Activists Launch ACT UP/LA Oral History Project
On World AIDS Day, December 1, 2021, former members of ACT UP/LA announced the launch of the ACT UP Los Angeles Oral History Project to capture the historic AIDS activism in the Los Angeles area from 1987 to 1997. In order to document the movement that dominated the gay community throughout the Los Angeles area for a decade, ACT UP members Mary Lucey, Nancy MacNeil, Jordan Peimer, Helene Schpak and Judy Ornelas Sisneros spent the past year planning the project, and have already begun recording interviews with other former members. The project is expected to take two to three years, and will present more than 100 interviews when completed.

Photo by Chuck Stallard
The ACT UP/LA Oral History Project was mainly motivated by the continuing deaths of ACT UP/LA members whose histories have not been preserved. “Not only were voices silenced by AIDS, but we are now continually at risk of losing the stories of the people who championed their fight—some with HIV/AIDS, some without—but all people who put their lives and freedom on the line to address this loss,” said Oral History Project member Nancy MacNeil in a press release. She adds, “We need to ensure the stories get told by the voices that lived them. Everyone has the right to be the author of their own history.”
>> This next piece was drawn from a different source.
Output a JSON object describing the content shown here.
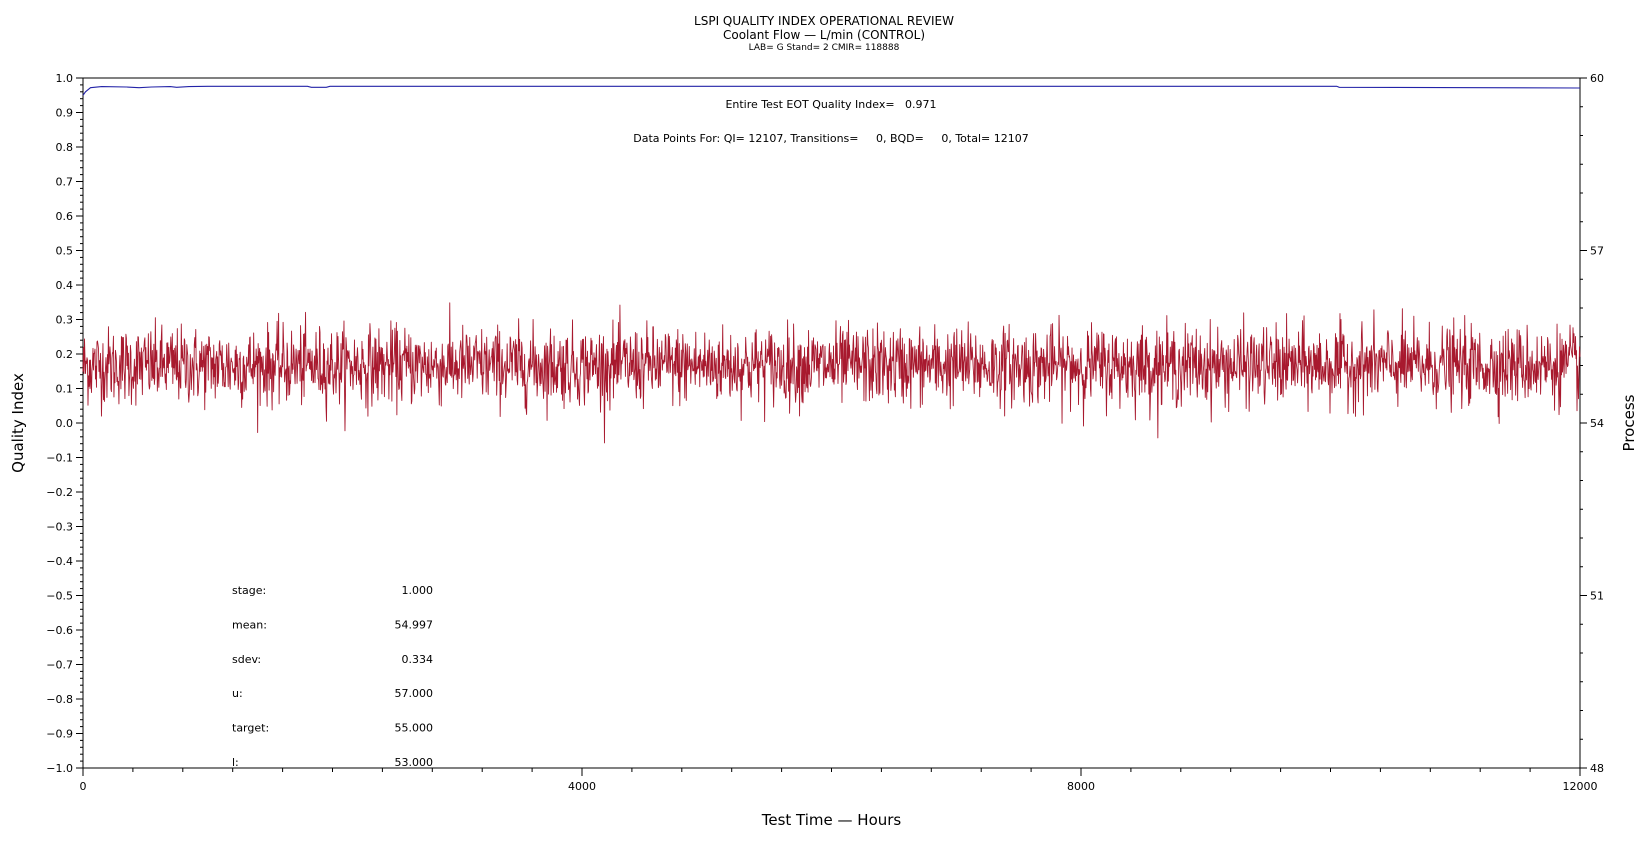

The project will preserve personal accounts of former ACT UP/LA activists online so that people will learn the inside history of the organization’s actions. Some members have already been interviewed, providing hours of personal histories of activism in the face of endless cycles of grief. A sample of outtakes from three of these interviews can be seen at
www.actupla.org.
One of the earliest chapters of ACT UP outside of New York, ACT UP/LA first organized in 1987, during the presidency of Ronald Reagan, whose administration blatantly refused to acknowledge the growing AIDS crisis. It differed from chapters in other cities in its focus on women and prisoners living with HIV/AIDS. Per their press release, “ACT UP/LA marched on federal buildings, state buildings, L.A. County and City government offices, insurance companies, hospitals, churches, prisons, political fundraisers, the movie and television industries, homes of bigots and traveled out of town to protest in Congress, the pharmaceutical industry, the insurance industry, the CDC, FDA, NIH, international AIDS conferences, and presidential campaigns and conventions.” Such actions forced the Los Angeles County Board of Supervisors to add the first AIDS ward to County/USC Medical Center and pressured the California Department of Corrections to address the healthcare needs of prisoners with AIDS.
The ACT UP/LA Oral History Project needs donations to fund this important collection of interviews without which many histories of the aging community of Los Angeles AIDS activists will not be captured and preserved.